At our car shops like pep boys and such they all have ecu/ecm/pgm testers. they will test it for you for nothing. I know the biggest chain that has them is AUTO ZONE. I dont know if you have one where you live but i know they have them for sure. Get it tested there and see what it says. Maybe honda is trying to f you on this? I know they have tryed to f me on a lot of stuff. i just went to different dealers until i got it fixed under warenty. i have had to strip my car 3 times now for 3 different trannys......so start by finding a tester and then move to striping your car down.
thats all i can really think of. But to let you know one other thing. your name and car is in the Honda directory as haveing these pullys on your car. the only way to get around that is to go to a different honda dealer that has a different "Zone" manager. you would have to call the dealer that you first went to and ask them who is the area's honda rep. or zone manager. and then starts calling around and asking if the same guy is at all of them. i had to drive 65 miles to get out of the "zone" that i am in. and i still ended up with the same guy. just happed to be that the other guy was ill that day. good thing was i still got my new tranny. the guy didnt think that it was my car. who would think that a guy would have his car towed 65 miles to get a tranny.
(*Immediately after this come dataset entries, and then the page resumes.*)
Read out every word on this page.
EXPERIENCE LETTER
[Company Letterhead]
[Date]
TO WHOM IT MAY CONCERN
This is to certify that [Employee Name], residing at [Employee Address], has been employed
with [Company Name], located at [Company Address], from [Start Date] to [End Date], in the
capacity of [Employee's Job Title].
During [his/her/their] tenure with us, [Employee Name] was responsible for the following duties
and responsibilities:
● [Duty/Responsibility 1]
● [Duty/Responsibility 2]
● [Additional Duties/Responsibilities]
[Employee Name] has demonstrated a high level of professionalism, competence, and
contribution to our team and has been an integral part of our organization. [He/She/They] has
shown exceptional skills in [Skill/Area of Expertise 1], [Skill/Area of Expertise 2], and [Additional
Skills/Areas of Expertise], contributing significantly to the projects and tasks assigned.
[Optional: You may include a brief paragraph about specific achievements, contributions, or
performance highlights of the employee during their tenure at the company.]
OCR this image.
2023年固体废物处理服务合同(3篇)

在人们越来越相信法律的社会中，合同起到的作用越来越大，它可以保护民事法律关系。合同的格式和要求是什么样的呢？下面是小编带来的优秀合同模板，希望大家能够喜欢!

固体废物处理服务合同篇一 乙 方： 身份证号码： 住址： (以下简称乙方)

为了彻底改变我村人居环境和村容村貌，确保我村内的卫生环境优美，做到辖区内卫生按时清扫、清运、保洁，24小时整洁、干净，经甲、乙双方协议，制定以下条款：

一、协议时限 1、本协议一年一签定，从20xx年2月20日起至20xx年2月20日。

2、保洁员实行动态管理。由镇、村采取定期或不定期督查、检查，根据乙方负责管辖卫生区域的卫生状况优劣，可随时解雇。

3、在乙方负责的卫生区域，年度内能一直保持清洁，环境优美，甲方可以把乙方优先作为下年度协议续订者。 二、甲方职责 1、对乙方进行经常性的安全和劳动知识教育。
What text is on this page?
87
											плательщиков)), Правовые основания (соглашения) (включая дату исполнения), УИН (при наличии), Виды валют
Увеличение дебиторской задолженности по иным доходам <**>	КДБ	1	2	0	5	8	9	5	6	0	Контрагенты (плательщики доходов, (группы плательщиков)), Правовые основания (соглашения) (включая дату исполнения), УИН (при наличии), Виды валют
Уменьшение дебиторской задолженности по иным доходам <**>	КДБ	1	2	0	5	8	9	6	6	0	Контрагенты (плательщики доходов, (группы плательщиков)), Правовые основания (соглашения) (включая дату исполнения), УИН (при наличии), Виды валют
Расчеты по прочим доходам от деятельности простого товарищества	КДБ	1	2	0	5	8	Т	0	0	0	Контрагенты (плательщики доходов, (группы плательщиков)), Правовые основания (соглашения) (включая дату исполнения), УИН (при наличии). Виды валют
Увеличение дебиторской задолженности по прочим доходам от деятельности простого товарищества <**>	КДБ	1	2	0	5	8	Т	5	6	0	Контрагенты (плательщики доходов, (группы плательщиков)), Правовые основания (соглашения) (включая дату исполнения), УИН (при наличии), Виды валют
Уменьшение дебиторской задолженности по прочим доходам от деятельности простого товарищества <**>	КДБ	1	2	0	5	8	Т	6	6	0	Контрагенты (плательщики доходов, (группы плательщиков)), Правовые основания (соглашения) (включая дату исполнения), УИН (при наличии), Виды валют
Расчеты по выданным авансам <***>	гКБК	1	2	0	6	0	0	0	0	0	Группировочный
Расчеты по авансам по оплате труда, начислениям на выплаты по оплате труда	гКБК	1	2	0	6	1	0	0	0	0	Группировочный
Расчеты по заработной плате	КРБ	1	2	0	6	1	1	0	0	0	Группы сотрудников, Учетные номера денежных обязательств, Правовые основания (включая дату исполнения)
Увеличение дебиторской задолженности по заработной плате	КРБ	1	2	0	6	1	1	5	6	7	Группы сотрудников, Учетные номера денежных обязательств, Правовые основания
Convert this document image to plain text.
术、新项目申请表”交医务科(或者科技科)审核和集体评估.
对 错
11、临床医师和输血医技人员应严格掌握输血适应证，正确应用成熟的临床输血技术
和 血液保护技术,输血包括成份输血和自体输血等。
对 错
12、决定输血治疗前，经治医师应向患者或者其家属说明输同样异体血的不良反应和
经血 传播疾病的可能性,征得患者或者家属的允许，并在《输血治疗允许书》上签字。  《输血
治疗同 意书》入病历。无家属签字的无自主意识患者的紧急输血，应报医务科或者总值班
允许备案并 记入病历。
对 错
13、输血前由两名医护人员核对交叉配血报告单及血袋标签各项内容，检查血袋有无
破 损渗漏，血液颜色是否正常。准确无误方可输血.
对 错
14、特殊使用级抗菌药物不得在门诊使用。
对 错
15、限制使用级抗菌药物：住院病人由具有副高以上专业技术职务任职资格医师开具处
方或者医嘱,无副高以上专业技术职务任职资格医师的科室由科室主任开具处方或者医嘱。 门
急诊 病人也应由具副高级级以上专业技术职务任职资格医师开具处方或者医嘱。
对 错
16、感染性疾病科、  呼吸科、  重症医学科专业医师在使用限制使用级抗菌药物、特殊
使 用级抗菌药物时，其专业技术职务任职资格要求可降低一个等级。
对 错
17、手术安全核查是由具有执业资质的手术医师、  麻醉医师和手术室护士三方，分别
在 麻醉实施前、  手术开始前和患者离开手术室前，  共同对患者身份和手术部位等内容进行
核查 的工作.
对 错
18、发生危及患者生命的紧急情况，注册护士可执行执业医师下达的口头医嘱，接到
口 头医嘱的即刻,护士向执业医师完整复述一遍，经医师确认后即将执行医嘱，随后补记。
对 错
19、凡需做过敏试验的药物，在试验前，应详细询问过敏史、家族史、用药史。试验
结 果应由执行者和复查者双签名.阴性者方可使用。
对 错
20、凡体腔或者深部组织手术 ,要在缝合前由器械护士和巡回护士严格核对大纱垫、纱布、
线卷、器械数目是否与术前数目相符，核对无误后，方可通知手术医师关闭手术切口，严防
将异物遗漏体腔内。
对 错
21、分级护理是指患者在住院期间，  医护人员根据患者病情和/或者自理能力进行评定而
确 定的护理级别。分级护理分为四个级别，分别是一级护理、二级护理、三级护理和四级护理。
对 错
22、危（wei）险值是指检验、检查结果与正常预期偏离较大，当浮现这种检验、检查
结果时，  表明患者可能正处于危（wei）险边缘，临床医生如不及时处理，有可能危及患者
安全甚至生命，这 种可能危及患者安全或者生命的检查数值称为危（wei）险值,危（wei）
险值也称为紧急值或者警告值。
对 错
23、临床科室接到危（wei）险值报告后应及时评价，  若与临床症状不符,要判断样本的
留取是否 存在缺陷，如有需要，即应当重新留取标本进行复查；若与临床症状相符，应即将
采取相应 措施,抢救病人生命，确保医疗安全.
Hope you get this all fixed up
later
01eX
thats all i can really think of. But to let you know one other thing. your name and car is in the Honda directory as haveing these pullys on your car. the only way to get around that is to go to a different honda dealer that has a different "Zone" manager. you would have to call the dealer that you first went to and ask them who is the area's honda rep. or zone manager. and then starts calling around and asking if the same guy is at all of them. i had to drive 65 miles to get out of the "zone" that i am in. and i still ended up with the same guy. just happed to be that the other guy was ill that day. good thing was i still got my new tranny. the guy didnt think that it was my car. who would think that a guy would have his car towed 65 miles to get a tranny.